Evaluation: pick the right approach
Each expected-outcome field can use a different evaluation method. All of them compare the expected text for that field to the actual LLM response. A test passes only if every field passes with its selected method.
| Approach | What it measures | Good for | Paraphrasing / synonyms | Speed | | --------- | ----------------------------- | --------------------------------------------- | ------------------------ | ------------ | | Exact | Literal keyword in response | Strict wording, facts, templates | No | Fast | | ROUGE-1 | Word overlap (unigram) | Slight paraphrasing, same key words | Moderate | Fast | | ROUGE-L | Longest common subsequence | Phrasing and word order matter | Moderate–high | Slightly slower | | Semantic | Meaning (embeddings + cosine) | Different words, same meaning | Yes | First run loads model | | BLEU | N-gram precision (1–4) | Translation-like or n-gram overlap | Moderate | Fast |
- Set per expected-outcome field via the dropdown in the UI, or via each field’s
evaluationParameters.approachwhen you passinitialTestCases. - ROUGE, BLEU, and Semantic use a fixed threshold (0.7).

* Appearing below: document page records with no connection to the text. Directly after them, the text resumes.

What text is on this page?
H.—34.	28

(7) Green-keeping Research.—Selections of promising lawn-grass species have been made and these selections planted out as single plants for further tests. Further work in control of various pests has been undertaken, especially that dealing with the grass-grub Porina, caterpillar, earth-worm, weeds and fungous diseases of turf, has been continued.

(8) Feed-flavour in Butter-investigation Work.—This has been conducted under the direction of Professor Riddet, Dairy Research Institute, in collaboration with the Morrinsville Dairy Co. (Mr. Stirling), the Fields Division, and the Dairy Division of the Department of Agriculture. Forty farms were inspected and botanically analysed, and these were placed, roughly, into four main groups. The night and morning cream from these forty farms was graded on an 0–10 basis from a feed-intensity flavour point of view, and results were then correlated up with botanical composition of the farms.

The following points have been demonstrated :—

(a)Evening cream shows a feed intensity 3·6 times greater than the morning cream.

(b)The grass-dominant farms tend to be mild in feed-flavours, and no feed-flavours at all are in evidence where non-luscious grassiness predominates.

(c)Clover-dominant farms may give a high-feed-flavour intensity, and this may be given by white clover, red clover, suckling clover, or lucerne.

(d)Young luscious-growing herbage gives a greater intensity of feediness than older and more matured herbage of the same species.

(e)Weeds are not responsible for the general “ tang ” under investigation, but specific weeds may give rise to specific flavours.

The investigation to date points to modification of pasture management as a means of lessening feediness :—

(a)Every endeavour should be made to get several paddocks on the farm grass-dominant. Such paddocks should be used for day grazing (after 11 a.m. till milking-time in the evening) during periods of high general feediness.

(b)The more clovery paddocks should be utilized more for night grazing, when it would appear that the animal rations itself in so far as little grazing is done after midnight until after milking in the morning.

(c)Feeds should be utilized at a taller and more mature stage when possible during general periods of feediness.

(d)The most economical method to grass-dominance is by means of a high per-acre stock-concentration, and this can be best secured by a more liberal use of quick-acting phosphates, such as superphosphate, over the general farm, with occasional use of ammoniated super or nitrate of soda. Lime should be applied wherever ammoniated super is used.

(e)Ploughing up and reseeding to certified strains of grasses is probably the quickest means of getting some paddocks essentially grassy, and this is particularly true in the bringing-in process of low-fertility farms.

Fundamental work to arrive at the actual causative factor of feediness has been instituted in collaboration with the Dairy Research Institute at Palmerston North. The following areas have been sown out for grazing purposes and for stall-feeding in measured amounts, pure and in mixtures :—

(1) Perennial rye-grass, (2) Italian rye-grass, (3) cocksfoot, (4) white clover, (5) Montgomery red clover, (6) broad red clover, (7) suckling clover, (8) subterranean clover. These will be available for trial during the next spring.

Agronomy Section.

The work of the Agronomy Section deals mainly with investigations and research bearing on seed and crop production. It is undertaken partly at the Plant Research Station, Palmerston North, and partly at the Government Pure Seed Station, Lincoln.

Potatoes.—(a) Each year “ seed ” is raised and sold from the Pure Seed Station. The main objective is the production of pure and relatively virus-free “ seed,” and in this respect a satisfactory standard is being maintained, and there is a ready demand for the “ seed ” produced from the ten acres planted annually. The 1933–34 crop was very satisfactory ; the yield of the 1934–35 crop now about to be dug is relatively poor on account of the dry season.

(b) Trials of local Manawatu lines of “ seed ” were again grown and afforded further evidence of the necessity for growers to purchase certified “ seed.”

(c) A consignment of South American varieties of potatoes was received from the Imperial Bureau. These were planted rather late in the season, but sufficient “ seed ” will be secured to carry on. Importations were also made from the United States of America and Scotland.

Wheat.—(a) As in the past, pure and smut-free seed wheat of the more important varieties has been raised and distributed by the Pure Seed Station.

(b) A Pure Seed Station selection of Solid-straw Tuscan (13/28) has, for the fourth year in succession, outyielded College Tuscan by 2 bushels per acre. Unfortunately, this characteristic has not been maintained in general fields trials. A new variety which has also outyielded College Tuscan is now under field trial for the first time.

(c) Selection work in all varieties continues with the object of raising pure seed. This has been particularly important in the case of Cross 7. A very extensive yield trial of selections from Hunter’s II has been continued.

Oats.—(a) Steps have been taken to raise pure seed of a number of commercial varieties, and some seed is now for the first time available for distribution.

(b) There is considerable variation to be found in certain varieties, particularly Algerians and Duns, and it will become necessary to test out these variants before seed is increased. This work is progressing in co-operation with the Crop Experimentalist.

- Semantic uses in-browser embeddings (Xenova/all-MiniLM-L6-v2). The first time you use it, the model is downloaded; later runs are faster.
Expected outcome fields
Expected outcomes can be more than a single text block. You can define:
- text — Single line
- textarea — Multi-line
- chips-input — List of keywords (each compared in evaluation)
- select — Dropdown (value must be one of the options)
When you pass initialTestCases, use an array of objects with type, label, and value (and for select, options). For new test cases, the runner uses defaultExpectedOutcomeSchema if you pass it; otherwise it uses a default single textarea.
API reference
Props
| Prop | Attribute | Type | Default | Description |
|------|-----------|------|---------|-------------|
| delayMs | delay-ms | number | 500 | Delay (ms) between API calls when running all tests (rate limiting). |
| useSave | use-save | boolean | false | Show Save button and emit save events. |
| initialTestCases | — | TestCase[] | undefined | Preload test cases. See types below. |
| defaultExpectedOutcomeSchema | — | ExpectedOutcomeSchema | built-in | Schema for new test cases (field types and labels). |
Events
| Event | Payload | Description |
|-------|---------|-------------|
| llmRequest | { prompt, resolve, reject } | Runner needs an LLM response. Call resolve(responseText) or reject(error). |
| save | { timestamp, testCases } | User clicked Save (only when useSave is true). Persist then call resetSavingState(). |
Methods
| Method | Description |
|--------|-------------|
| resetSavingState() | Call after you finish persisting a save so the Save button leaves loading state. Use a ref in React. |
Types
Import from llm-testrunner-components/react/types:
import type {
TestCase,
LLMRequestPayload,
SavePayload,
ExpectedOutcomeSchema,
ExpectedOutcomeField,
EvaluationParameters,
} from "llm-testrunner-components/react/types";Import and export
- Import — Use the UI to load a JSON file. It must be an array of test cases. Invalid or empty files show an error.
- Export test suite — Downloads a JSON file with the current test cases.
- Export results — Downloads a CSV of the latest run (includes evaluation score).
Contributing
We welcome contributions. See CONTRIBUTING.md for how to get started (opening issues, pull request workflow, and code of conduct).
License
The project is licensed under the MIT License.
Third-party licenses are in node_modules/<package>/. This project uses licensee and the Blue Oak Council permissive list; only dependencies with a Blue Oak bronze-or-better license (or an exception in .licensee.json) are allowed. Run npm run license-check to verify locally.